Of de schade nu gedekt is onder de verzekering, of niet: soms komt het toch tot een juridische procedure. Welke keuzes hebben partijen als het gaat om het uitprocederen van een geschil over aansprakelijkheid voor ladingschade? Welke rechter is bevoegd en is wellicht arbitrage een betere wijze van beslechting? Wat betekent de zogenaamde jurisdictieclausule in het (raam)contract nu precies? Het is verstandig om over deze vragen na te denken voordat zich daadwerkelijk een schade heeft voorgedaan.
Rechtsmacht
In geval van internationaal wegvervoer bepaalt artikel 31 lid 1 CMR waar rechtsgedingen kunnen worden uitgevochten. De bekende regel uit paragraaf b van dit artikellid luidt dat dit kan voor de gerechten van het land waar: a) de gedaagde is gevestigd of b) de plaats van inontvangstneming of de plaats van aflevering is gelegen. Het artikel besluit met de woorden: "zij kunnen voor geen andere gerechten worden gebracht."

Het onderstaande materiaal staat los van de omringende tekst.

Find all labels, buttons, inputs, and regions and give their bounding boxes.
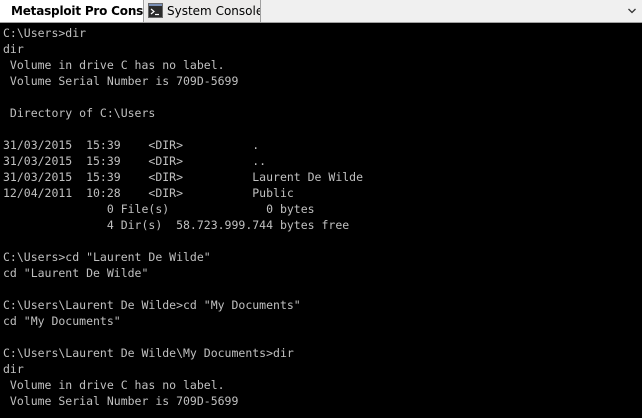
- console-line: Volume in drive C has no label.: [3, 58, 225, 72]
- console-line: 12/04/2011 10:28 <DIR> Public: [3, 186, 294, 200]
- console-line: 4 Dir(s) 58.723.999.744 bytes free: [3, 218, 350, 232]
- tab-metasploit-pro-console[interactable]: Metasploit Pro Conso...: [0, 0, 144, 22]
- console-window-icon: [148, 3, 163, 18]
- tab-bar: Metasploit Pro Conso... System Console: [0, 0, 642, 23]
- console-line: Volume Serial Number is 709D-5699: [3, 74, 239, 88]
- console-line: C:\Users>dir: [3, 26, 87, 40]
- console-line: Volume in drive C has no label.: [3, 378, 225, 392]
- console-line: Directory of C:\Users: [3, 106, 156, 120]
- console-line: C:\Users\Laurent De Wilde>cd "My Documen…: [3, 298, 301, 312]
- console-line: 0 File(s) 0 bytes: [3, 202, 315, 216]
- chevron-down-icon: [628, 8, 636, 14]
- console-line: 31/03/2015 15:39 <DIR> Laurent De Wilde: [3, 170, 364, 184]
- console-output-area[interactable]: C:\Users>dir dir Volume in drive C has no…: [0, 23, 642, 418]
- console-output: C:\Users>dir dir Volume in drive C has no…: [3, 25, 363, 409]
- console-line: dir: [3, 42, 24, 56]
- console-line: 31/03/2015 15:39 <DIR> .: [3, 138, 260, 152]
- tab-metasploit-pro-console-label: Metasploit Pro Conso...: [11, 4, 144, 18]
- console-line: dir: [3, 362, 24, 376]
- console-line: Volume Serial Number is 709D-5699: [3, 394, 239, 408]
- tab-list-menu-button[interactable]: [624, 2, 640, 20]
- console-line: C:\Users>cd "Laurent De Wilde": [3, 250, 211, 264]
- console-line: C:\Users\Laurent De Wilde\My Documents>d…: [3, 346, 294, 360]
- console-line: cd "Laurent De Wilde": [3, 266, 149, 280]
- console-line: 31/03/2015 15:39 <DIR> ..: [3, 154, 267, 168]
- metasploit-console-window: Metasploit Pro Conso... System Console C…: [0, 0, 642, 418]
- tab-system-console-label: System Console: [167, 4, 261, 18]
- console-line: cd "My Documents": [3, 314, 121, 328]
- tab-system-console[interactable]: System Console: [145, 0, 261, 22]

Er is in de regel weinig aandacht voor het eerste deel van artikel 31 lid 1 CMR, waarin is bepaald dat rechtsgedingen ook voor de door partijen aangewezen rechter kunnen worden gebracht. Met andere woorden: de partijen bij de vervoerovereenkomst kunnen zelf ook een rechter aanwijzen. Artikel 31 lid 1 CMR bepaalt daar niet meer over dan dat dit een gerecht van een CMR-land moet zijn. De partijen kunnen de rechter aanwijzen in een contract, algemene voorwaarden of door een duidelijke verwijzing in de vrachtbrief. Een beding waarin een bevoegde rechter wordt aangewezen, wordt meestal aangeduid als de jurisdictieclausule.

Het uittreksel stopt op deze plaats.